Young campaigner Sophie is challenging attitudes towards mental health and promoting student well-being in her school. Read her top tips on how to create a caring and understanding environment for people affected by mental health problems.
For many people, the words ‘mental health’ connote fear, danger and discomfort. But why is it that simply exchanging the word ‘physical’ for ‘mental’ evokes such an overwhelmingly different and often heartless response? And how can we start meaningful conversations that can turn-around people’s conceptions of what suffering from a mental illness is like? I believe that there are three steps we can all follow in the journey towards building a society unashamed and honest about their mental wellbeing: educate, challenge and empathise.
It’s reported that 90% of people suffering from a mental illness experience discrimination as a result. This discrimination can be experienced in the work place, in social circles or in relationships. However, I believe that one key to decreasing discrimination is educating yourself about the facts, and in turn banishing the myths surrounding mental health.
The first place to start is in recognising that ‘mental health’ is no different from ‘physical health’ – everybody has mental health, just as everybody has physical health. Both can malfunction occasionally, and both can be treated – there is no shame in being mentally, or physically ill. Therefore, people experiencing mental illness should be treated no differently in the workplace, in a friendship circle or in a relationship than somebody suffering from a physical ailment – you wouldn’t expect somebody with a broken leg to ‘man up’ or ‘just get on with it’ if their condition left them incapable of working, for example, so why is this often the case for somebody experiencing mental health problems?
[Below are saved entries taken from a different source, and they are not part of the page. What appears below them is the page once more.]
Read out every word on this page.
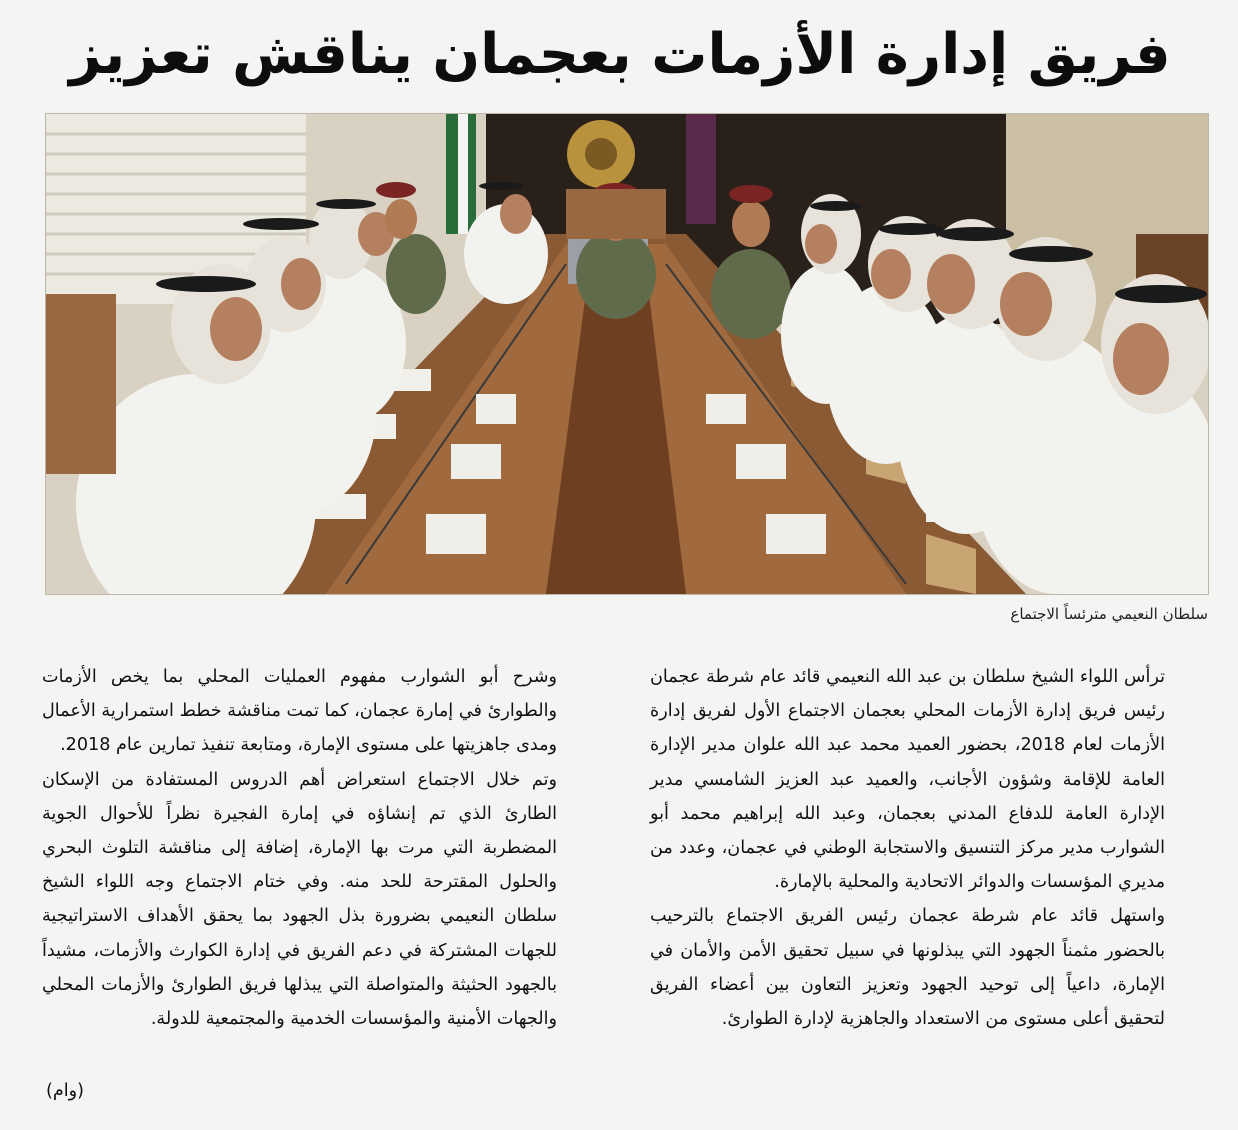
فريق إدارة الأزمات بعجمان يناقش تعزيز
سلطان النعيمي مترئساً الاجتماع

ترأس اللواء الشيخ سلطان بن عبد الله النعيمي قائد عام شرطة عجمان رئيس فريق إدارة الأزمات المحلي بعجمان الاجتماع الأول لفريق إدارة الأزمات لعام 2018، بحضور العميد محمد عبد الله علوان مدير الإدارة العامة للإقامة وشؤون الأجانب، والعميد عبد العزيز الشامسي مدير الإدارة العامة للدفاع المدني بعجمان، وعبد الله إبراهيم محمد أبو الشوارب مدير مركز التنسيق والاستجابة الوطني في عجمان، وعدد من مديري المؤسسات والدوائر الاتحادية والمحلية بالإمارة.

واستهل قائد عام شرطة عجمان رئيس الفريق الاجتماع بالترحيب بالحضور مثمناً الجهود التي يبذلونها في سبيل تحقيق الأمن والأمان في الإمارة، داعياً إلى توحيد الجهود وتعزيز التعاون بين أعضاء الفريق لتحقيق أعلى مستوى من الاستعداد والجاهزية لإدارة الطوارئ.

وشرح أبو الشوارب مفهوم العمليات المحلي بما يخص الأزمات والطوارئ في إمارة عجمان، كما تمت مناقشة خطط استمرارية الأعمال ومدى جاهزيتها على مستوى الإمارة، ومتابعة تنفيذ تمارين عام 2018.

وتم خلال الاجتماع استعراض أهم الدروس المستفادة من الإسكان الطارئ الذي تم إنشاؤه في إمارة الفجيرة نظراً للأحوال الجوية المضطربة التي مرت بها الإمارة، إضافة إلى مناقشة التلوث البحري والحلول المقترحة للحد منه. وفي ختام الاجتماع وجه اللواء الشيخ سلطان النعيمي بضرورة بذل الجهود بما يحقق الأهداف الاستراتيجية للجهات المشتركة في دعم الفريق في إدارة الكوارث والأزمات، مشيداً بالجهود الحثيثة والمتواصلة التي يبذلها فريق الطوارئ والأزمات المحلي والجهات الأمنية والمؤسسات الخدمية والمجتمعية للدولة.

(وام)
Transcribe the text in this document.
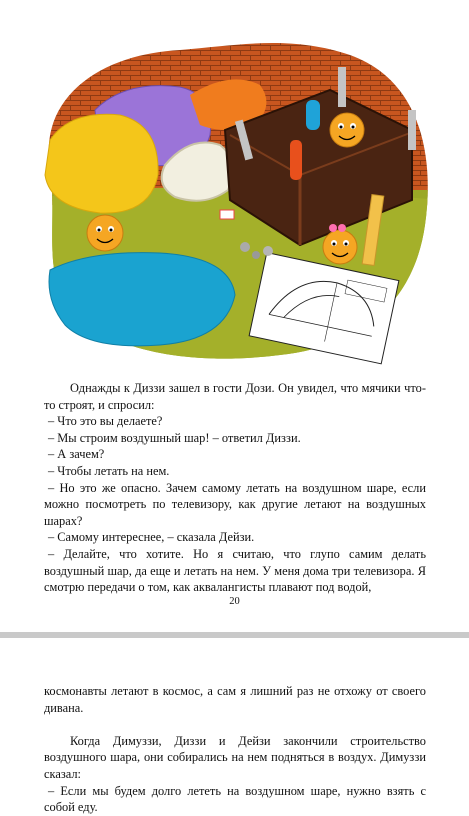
Однажды к Диззи зашел в гости Дози. Он увидел, что мячики что-то строят, и спросил:

– Что это вы делаете?

– Мы строим воздушный шар! – ответил Диззи.

– А зачем?

– Чтобы летать на нем.

– Но это же опасно. Зачем самому летать на воздушном шаре, если можно посмотреть по телевизору, как другие летают на воздушных шарах?

– Самому интереснее, – сказала Дейзи.

– Делайте, что хотите. Но я считаю, что глупо самим делать воздушный шар, да еще и летать на нем. У меня дома три телевизора. Я смотрю передачи о том, как аквалангисты плавают под водой,

20

космонавты летают в космос, а сам я лишний раз не отхожу от своего дивана.

Когда Димуззи, Диззи и Дейзи закончили строительство воздушного шара, они собирались на нем подняться в воздух. Димуззи сказал:

– Если мы будем долго лететь на воздушном шаре, нужно взять с собой еду.
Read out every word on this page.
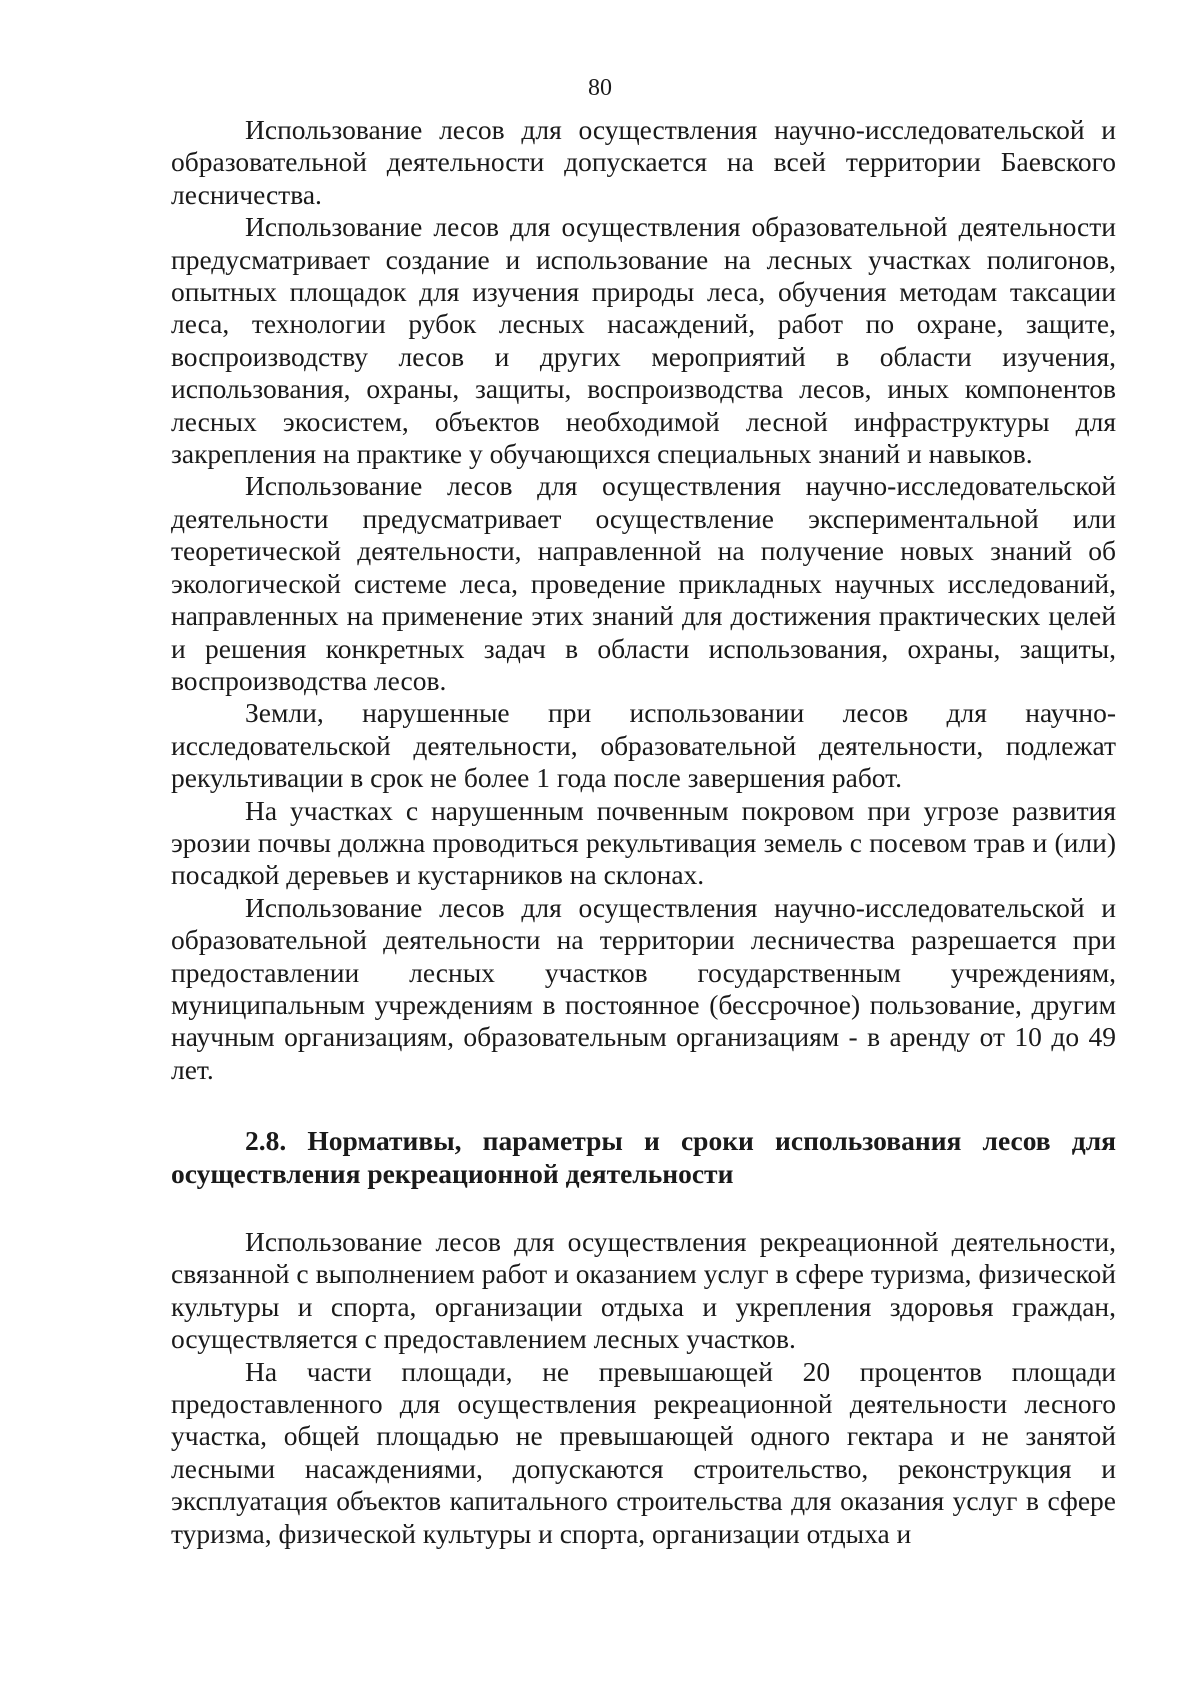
80

Использование лесов для осуществления научно-исследовательской и образовательной деятельности допускается на всей территории Баевского лесничества.

Использование лесов для осуществления образовательной деятельности предусматривает создание и использование на лесных участках полигонов, опытных площадок для изучения природы леса, обучения методам таксации леса, технологии рубок лесных насаждений, работ по охране, защите, воспроизводству лесов и других мероприятий в области изучения, использования, охраны, защиты, воспроизводства лесов, иных компонентов лесных экосистем, объектов необходимой лесной инфраструктуры для закрепления на практике у обучающихся специальных знаний и навыков.

Использование лесов для осуществления научно-исследовательской деятельности предусматривает осуществление экспериментальной или теоретической деятельности, направленной на получение новых знаний об экологической системе леса, проведение прикладных научных исследований, направленных на применение этих знаний для достижения практических целей и решения конкретных задач в области использования, охраны, защиты, воспроизводства лесов.

Земли, нарушенные при использовании лесов для научно-исследовательской деятельности, образовательной деятельности, подлежат рекультивации в срок не более 1 года после завершения работ.

На участках с нарушенным почвенным покровом при угрозе развития эрозии почвы должна проводиться рекультивация земель с посевом трав и (или) посадкой деревьев и кустарников на склонах.

Использование лесов для осуществления научно-исследовательской и образовательной деятельности на территории лесничества разрешается при предоставлении лесных участков государственным учреждениям, муниципальным учреждениям в постоянное (бессрочное) пользование, другим научным организациям, образовательным организациям - в аренду от 10 до 49 лет.

2.8. Нормативы, параметры и сроки использования лесов для осуществления рекреационной деятельности

Использование лесов для осуществления рекреационной деятельности, связанной с выполнением работ и оказанием услуг в сфере туризма, физической культуры и спорта, организации отдыха и укрепления здоровья граждан, осуществляется с предоставлением лесных участков.

На части площади, не превышающей 20 процентов площади предоставленного для осуществления рекреационной деятельности лесного участка, общей площадью не превышающей одного гектара и не занятой лесными насаждениями, допускаются строительство, реконструкция и эксплуатация объектов капитального строительства для оказания услуг в сфере туризма, физической культуры и спорта, организации отдыха и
In partnership with educating yourself about the reality of mental illness, challenging others’ misconceptions or misunderstandings is also instrumental in changing attitudes. Unfortunately, the media has created and continues to perpetuate the stereotype of suffering from a mental illness as anything from crazy and dangerous to romantic and beautiful. This is not the truth. Experiencing a mental illness can be isolating, debilitating and pose daily obstacles. On the other hand, however, it is important to understand that people experiencing mental health problems are normal people with jobs and families – they are not ‘weird’ or ‘strange’. If 1 in 4 people will experience a mental health problem in their lifetime, it cannot be abnormal or uncommon, meaning that sufferers are not abnormal either.
It is crucial to challenge unhelpful language or deceptive images that are created surrounding mental illness so that people experiencing mental health problems do not feel isolated or discriminated against.
The final step towards reducing stigma requires the ability to empathise with those suffering from mental illness, both in your treatment of and conversations with them. I believe the following tips are helpful in aiding conversations with somebody that may be suffering from a mental health problem:
Look beyond the label
People should not be defined by a label, and somebody suffering from a mental health problem may view their illness as their defining feature. Therefore, it’s extremely important to look beyond the illness and encourage the person to do the same.
From personal experience, it can be really difficult to start a conversation about mental health if you are experiencing difficulties and require support. It was so helpful to me to have a friend that I could trust, who wasn’t judgemental but was also realistic and honest in telling me that I needed to seek help urgently. If somebody feels comfortable enough to approach you and wants to open up to you about what they are experiencing, they have a lot of trust for you. Be there for them, listen to them and support them, but also remember to look after yourself as well.
Similarly to the first tip, somebody suffering from a mental health problem will not want to talk about it all the time. Whilst engaging in conversations about their problem is important, it is equally valuable to have normal, everyday conversations with them away from their illness.
Ultimately, it may seem there is still a long way to go before reaching an understanding and knowledgeable society, unafraid and unashamed of approaching the words ‘mental health.’ Involving yourself in open and non-judgemental conversations regarding mental health is an absolutely crucial first step towards fighting stigma and ending discrimination.